Esta prohibición latente en Bereshit 2:16-17 encuentra su formulación explícita en el momento en que Noaj recibe el permiso de comer carne, Bereshit 9:3-4, donde el Creador otorga la autorización general e inmediatamente la circunscribe:
"כָּל רֶמֶשׂ אֲשֶׁר הוּא חַי לָכֶם יִהְיֶה לְאָכְלָה, כְּיֶרֶק עֵשֶׂב נָתַתִּי לָכֶם אֶת כֹּל. אַךְ בָּשָׂר בְּנַפְשׁוֹ דָמוֹ לֹא תֹאכֵלוּ"

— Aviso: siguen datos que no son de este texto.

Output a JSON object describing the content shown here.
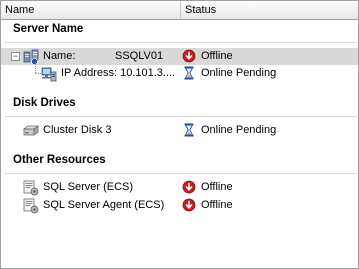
{
  "header": {
    "col_name": "Name",
    "col_status": "Status"
  },
  "sections": {
    "server_name": "Server Name",
    "disk_drives": "Disk Drives",
    "other_resources": "Other Resources"
  },
  "server": {
    "name_label": "Name:",
    "name_value": "SSQLV01",
    "name_status": "Offline",
    "ip_label": "IP Address: 10.101.3....",
    "ip_status": "Online Pending"
  },
  "disk": {
    "label": "Cluster Disk 3",
    "status": "Online Pending"
  },
  "resources": [
    {
      "label": "SQL Server (ECS)",
      "status": "Offline"
    },
    {
      "label": "SQL Server Agent (ECS)",
      "status": "Offline"
    }
  ],
  "colors": {
    "offline": "#c81e1e",
    "pending": "#1f4ea8",
    "selection": "#d9d9d9"
  }
}
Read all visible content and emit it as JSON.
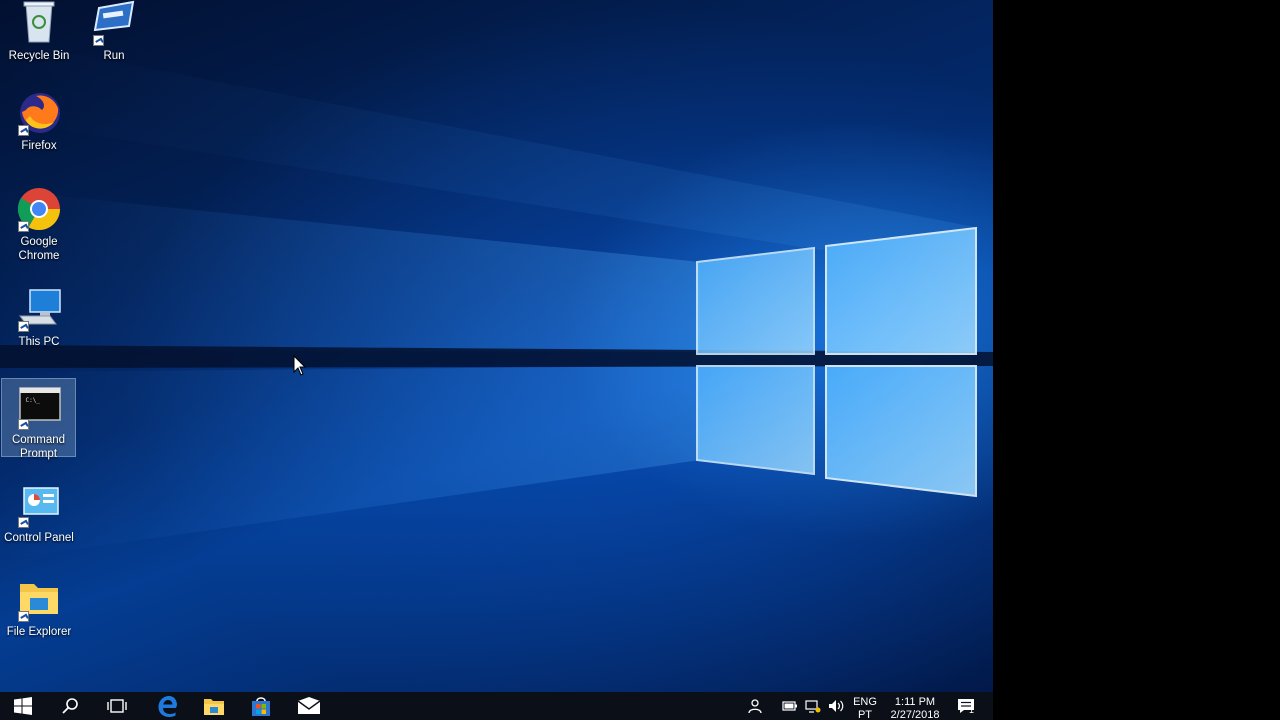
{
  "desktop": {
    "icons": [
      {
        "label": "Recycle Bin",
        "icon": "recycle-bin-icon"
      },
      {
        "label": "Run",
        "icon": "run-icon"
      },
      {
        "label": "Firefox",
        "icon": "firefox-icon"
      },
      {
        "label": "Google Chrome",
        "icon": "chrome-icon"
      },
      {
        "label": "This PC",
        "icon": "this-pc-icon"
      },
      {
        "label": "Command Prompt",
        "icon": "command-prompt-icon",
        "selected": true
      },
      {
        "label": "Control Panel",
        "icon": "control-panel-icon"
      },
      {
        "label": "File Explorer",
        "icon": "file-explorer-icon"
      }
    ],
    "cmd_preview": "C:\\_"
  },
  "taskbar": {
    "pinned": [
      "start-icon",
      "search-icon",
      "task-view-icon",
      "edge-icon",
      "file-explorer-icon",
      "store-icon",
      "mail-icon"
    ],
    "tray": {
      "language": "ENG",
      "language_sub": "PT",
      "time": "1:11 PM",
      "date": "2/27/2018",
      "notification_count": "1"
    }
  },
  "colors": {
    "wallpaper_accent": "#2f9bff",
    "taskbar_bg": "#0b0f17",
    "selection": "#aac8e6"
  }
}
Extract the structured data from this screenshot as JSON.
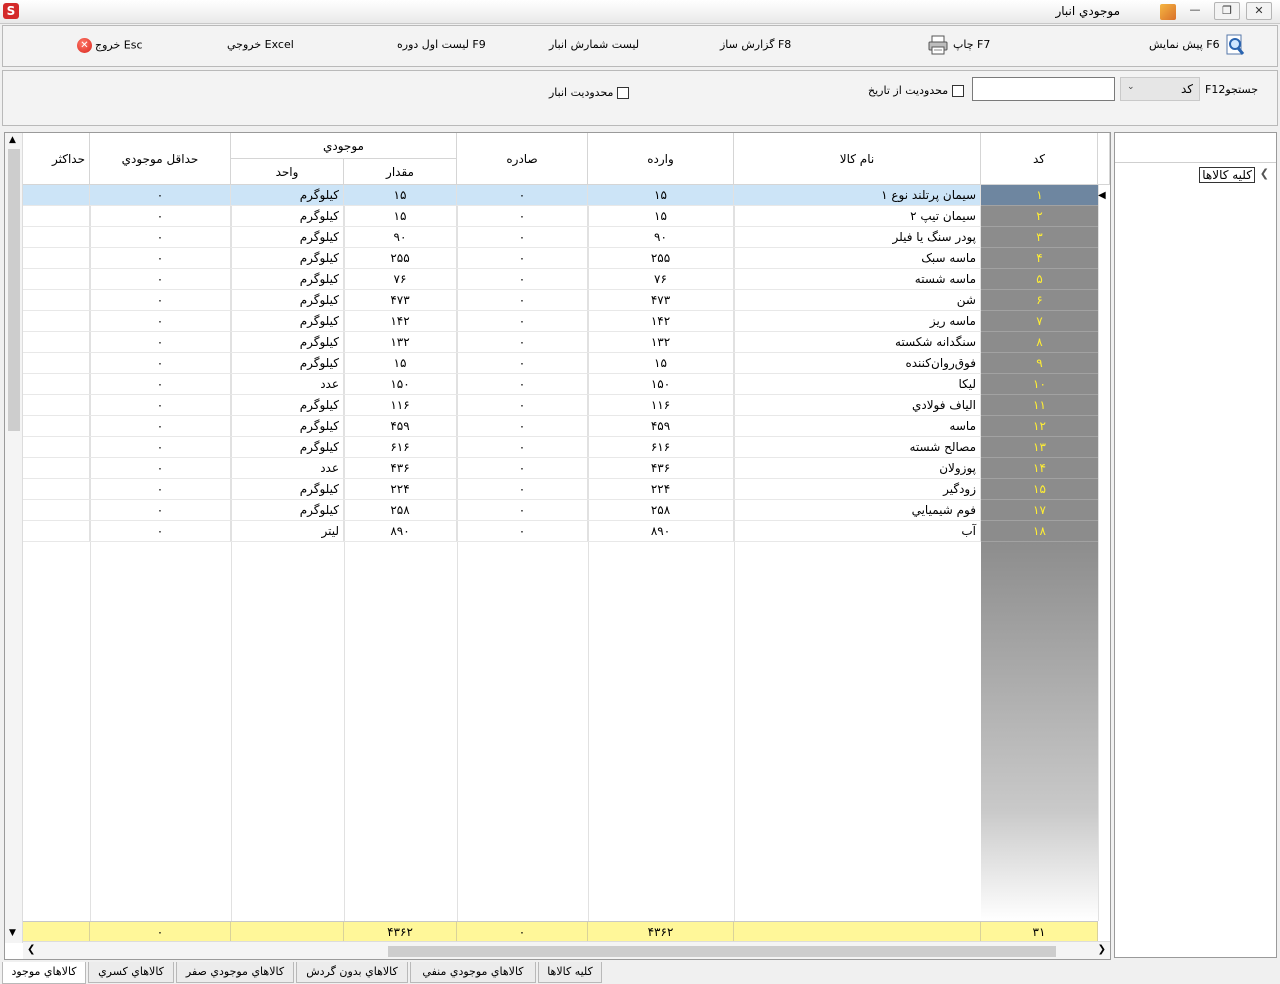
{
  "window": {
    "title": "موجودي انبار",
    "app_icon": "S"
  },
  "toolbar": {
    "exit": "خروج Esc",
    "excel": "خروجي Excel",
    "opening_list": "ليست اول دوره F9",
    "count_list": "ليست شمارش انبار",
    "report_builder": "گزارش ساز F8",
    "print": "چاپ F7",
    "preview": "پيش نمايش F6"
  },
  "filter": {
    "warehouse_limit": "محدوديت انبار",
    "date_limit": "محدوديت از تاريخ",
    "search_value": "",
    "search_field": "کد",
    "search_label": "F12جستجو"
  },
  "grid": {
    "headers": {
      "code": "کد",
      "name": "نام کالا",
      "incoming": "وارده",
      "outgoing": "صادره",
      "stock": "موجودي",
      "quantity": "مقدار",
      "unit": "واحد",
      "min_stock": "حداقل موجودي",
      "max_stock": "حداکثر"
    },
    "rows": [
      {
        "code": "۱",
        "name": "سيمان پرتلند نوع ۱",
        "incoming": "۱۵",
        "outgoing": "۰",
        "quantity": "۱۵",
        "unit": "کيلوگرم",
        "min": "۰"
      },
      {
        "code": "۲",
        "name": "سيمان تيپ ۲",
        "incoming": "۱۵",
        "outgoing": "۰",
        "quantity": "۱۵",
        "unit": "کيلوگرم",
        "min": "۰"
      },
      {
        "code": "۳",
        "name": "پودر سنگ يا فيلر",
        "incoming": "۹۰",
        "outgoing": "۰",
        "quantity": "۹۰",
        "unit": "کيلوگرم",
        "min": "۰"
      },
      {
        "code": "۴",
        "name": "ماسه سبک",
        "incoming": "۲۵۵",
        "outgoing": "۰",
        "quantity": "۲۵۵",
        "unit": "کيلوگرم",
        "min": "۰"
      },
      {
        "code": "۵",
        "name": "ماسه شسته",
        "incoming": "۷۶",
        "outgoing": "۰",
        "quantity": "۷۶",
        "unit": "کيلوگرم",
        "min": "۰"
      },
      {
        "code": "۶",
        "name": "شن",
        "incoming": "۴۷۳",
        "outgoing": "۰",
        "quantity": "۴۷۳",
        "unit": "کيلوگرم",
        "min": "۰"
      },
      {
        "code": "۷",
        "name": "ماسه ريز",
        "incoming": "۱۴۲",
        "outgoing": "۰",
        "quantity": "۱۴۲",
        "unit": "کيلوگرم",
        "min": "۰"
      },
      {
        "code": "۸",
        "name": "سنگدانه شکسته",
        "incoming": "۱۳۲",
        "outgoing": "۰",
        "quantity": "۱۳۲",
        "unit": "کيلوگرم",
        "min": "۰"
      },
      {
        "code": "۹",
        "name": "فوق‌روان‌کننده",
        "incoming": "۱۵",
        "outgoing": "۰",
        "quantity": "۱۵",
        "unit": "کيلوگرم",
        "min": "۰"
      },
      {
        "code": "۱۰",
        "name": "ليکا",
        "incoming": "۱۵۰",
        "outgoing": "۰",
        "quantity": "۱۵۰",
        "unit": "عدد",
        "min": "۰"
      },
      {
        "code": "۱۱",
        "name": "الياف فولادي",
        "incoming": "۱۱۶",
        "outgoing": "۰",
        "quantity": "۱۱۶",
        "unit": "کيلوگرم",
        "min": "۰"
      },
      {
        "code": "۱۲",
        "name": "ماسه",
        "incoming": "۴۵۹",
        "outgoing": "۰",
        "quantity": "۴۵۹",
        "unit": "کيلوگرم",
        "min": "۰"
      },
      {
        "code": "۱۳",
        "name": "مصالح شسته",
        "incoming": "۶۱۶",
        "outgoing": "۰",
        "quantity": "۶۱۶",
        "unit": "کيلوگرم",
        "min": "۰"
      },
      {
        "code": "۱۴",
        "name": "پوزولان",
        "incoming": "۴۳۶",
        "outgoing": "۰",
        "quantity": "۴۳۶",
        "unit": "عدد",
        "min": "۰"
      },
      {
        "code": "۱۵",
        "name": "زودگير",
        "incoming": "۲۲۴",
        "outgoing": "۰",
        "quantity": "۲۲۴",
        "unit": "کيلوگرم",
        "min": "۰"
      },
      {
        "code": "۱۷",
        "name": "فوم شيميايي",
        "incoming": "۲۵۸",
        "outgoing": "۰",
        "quantity": "۲۵۸",
        "unit": "کيلوگرم",
        "min": "۰"
      },
      {
        "code": "۱۸",
        "name": "آب",
        "incoming": "۸۹۰",
        "outgoing": "۰",
        "quantity": "۸۹۰",
        "unit": "ليتر",
        "min": "۰"
      }
    ],
    "footer": {
      "code": "۳۱",
      "incoming": "۴۳۶۲",
      "outgoing": "۰",
      "quantity": "۴۳۶۲",
      "min": "۰"
    },
    "selected_row": 1
  },
  "tree": {
    "root": "کليه کالاها"
  },
  "tabs": [
    "کالاهاي موجود",
    "کالاهاي کسري",
    "کالاهاي موجودي صفر",
    "کالاهاي بدون گردش",
    "کالاهاي موجودي منفي",
    "کليه کالاها"
  ],
  "colors": {
    "code_text": "#ffee33",
    "footer_bg": "#fff799",
    "selection": "#cce4f7"
  }
}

“Todo lo que se mueve y vive os será para mantenimiento; como las legumbres y hierbas verdes, os lo he dado todo. Pero carne con su vida, que es su sangre, no comeréis”).
La partícula אַךְ —una de las partículas restrictivas por excelencia del hebreo bíblico, que introduce siempre una excepción o limitación respecto al enunciado anterior— no deja margen interpretativo: la autorización del consumo de carne lleva inscrita en su propio texto la prohibición de consumirla cuando el animal aún vive.

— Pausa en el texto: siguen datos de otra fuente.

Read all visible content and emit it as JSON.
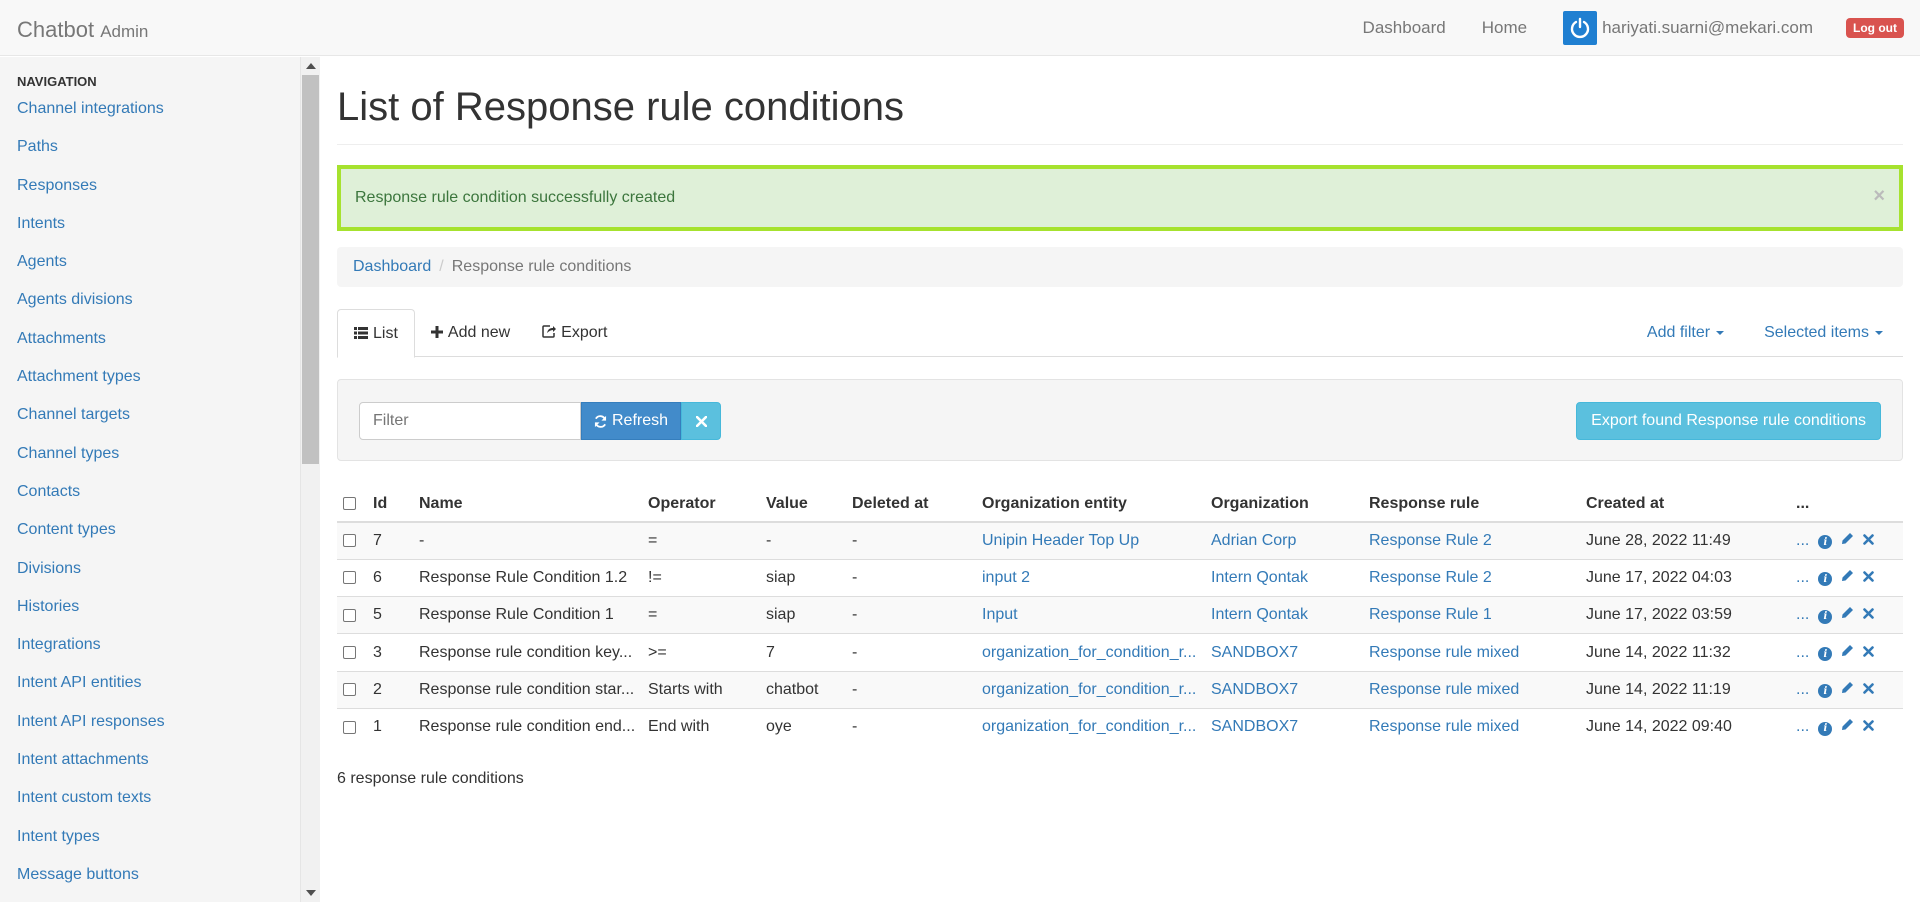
{
  "navbar": {
    "brand": "Chatbot",
    "brand_sub": "Admin",
    "links": [
      "Dashboard",
      "Home"
    ],
    "user_email": "hariyati.suarni@mekari.com",
    "logout_label": "Log out"
  },
  "sidebar": {
    "header": "NAVIGATION",
    "items": [
      "Channel integrations",
      "Paths",
      "Responses",
      "Intents",
      "Agents",
      "Agents divisions",
      "Attachments",
      "Attachment types",
      "Channel targets",
      "Channel types",
      "Contacts",
      "Content types",
      "Divisions",
      "Histories",
      "Integrations",
      "Intent API entities",
      "Intent API responses",
      "Intent attachments",
      "Intent custom texts",
      "Intent types",
      "Message buttons"
    ]
  },
  "page": {
    "title": "List of Response rule conditions",
    "alert": "Response rule condition successfully created",
    "alert_close": "×",
    "breadcrumb": [
      "Dashboard",
      "Response rule conditions"
    ],
    "breadcrumb_sep": "/",
    "tabs": [
      "List",
      "Add new",
      "Export"
    ],
    "add_filter": "Add filter",
    "selected_items": "Selected items",
    "filter_placeholder": "Filter",
    "refresh_label": "Refresh",
    "export_found_label": "Export found Response rule conditions",
    "footer_count": "6 response rule conditions"
  },
  "table": {
    "headers": [
      "Id",
      "Name",
      "Operator",
      "Value",
      "Deleted at",
      "Organization entity",
      "Organization",
      "Response rule",
      "Created at",
      "..."
    ],
    "rows": [
      {
        "id": "7",
        "name": "-",
        "operator": "=",
        "value": "-",
        "deleted_at": "-",
        "org_entity": "Unipin Header Top Up",
        "organization": "Adrian Corp",
        "response_rule": "Response Rule 2",
        "created_at": "June 28, 2022 11:49",
        "more": "..."
      },
      {
        "id": "6",
        "name": "Response Rule Condition 1.2",
        "operator": "!=",
        "value": "siap",
        "deleted_at": "-",
        "org_entity": "input 2",
        "organization": "Intern Qontak",
        "response_rule": "Response Rule 2",
        "created_at": "June 17, 2022 04:03",
        "more": "..."
      },
      {
        "id": "5",
        "name": "Response Rule Condition 1",
        "operator": "=",
        "value": "siap",
        "deleted_at": "-",
        "org_entity": "Input",
        "organization": "Intern Qontak",
        "response_rule": "Response Rule 1",
        "created_at": "June 17, 2022 03:59",
        "more": "..."
      },
      {
        "id": "3",
        "name": "Response rule condition key...",
        "operator": ">=",
        "value": "7",
        "deleted_at": "-",
        "org_entity": "organization_for_condition_r...",
        "organization": "SANDBOX7",
        "response_rule": "Response rule mixed",
        "created_at": "June 14, 2022 11:32",
        "more": "..."
      },
      {
        "id": "2",
        "name": "Response rule condition star...",
        "operator": "Starts with",
        "value": "chatbot",
        "deleted_at": "-",
        "org_entity": "organization_for_condition_r...",
        "organization": "SANDBOX7",
        "response_rule": "Response rule mixed",
        "created_at": "June 14, 2022 11:19",
        "more": "..."
      },
      {
        "id": "1",
        "name": "Response rule condition end...",
        "operator": "End with",
        "value": "oye",
        "deleted_at": "-",
        "org_entity": "organization_for_condition_r...",
        "organization": "SANDBOX7",
        "response_rule": "Response rule mixed",
        "created_at": "June 14, 2022 09:40",
        "more": "..."
      }
    ]
  }
}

Esta correspondencia uno a uno entre los siete sintagmas de Bereshit 2:16-17 y las siete mitzvot universales no puede descartarse como alegorismo especulativo: la hermenéutica que la sustenta —la gezerá shavá, la lógica del permiso delimitante, el principio de לֹא עָנַשׁ הַכָּתוּב אֶלָּא אִם כֵּן הִזְהִיר (“la Escritura no impone castigo sin haber advertido previamente”)— es coherente y sistemáticamente aplicada a lo largo de toda la literatura halájica. El Meirí precisa en su comentario a Sanhedrín 56b que seis de estas mitzvot fueron dadas ya a Adám —emergiendo del texto de Bereshit 2— mientras que la prohibición de אֵבֶר מִן הַחַי fue añadida explícitamente al pacto noajida en Bereshit 9:4; lo que prueba que la Torah no sólo contiene estas mitzvot de manera latente en su estructura textual, sino que las articuló progresivamente a lo largo de la narración del Génesis, muy anteriores a la existencia de un pueblo judío, un Monte Sinaí o un corpus de 613 mandamientos. El argumento del misionero que abre este artículo invierte el orden cronológico real: no son las mitzvot noajidas un subconjunto derivado de la Torah sinaítica, sino que la Torah sinaítica es la profundización y ampliación —para un pueblo específico y una misión específica— de una estructura normativa universal que el texto hebreo ya contenía desde la primera palabra dirigida al הָאָדָם.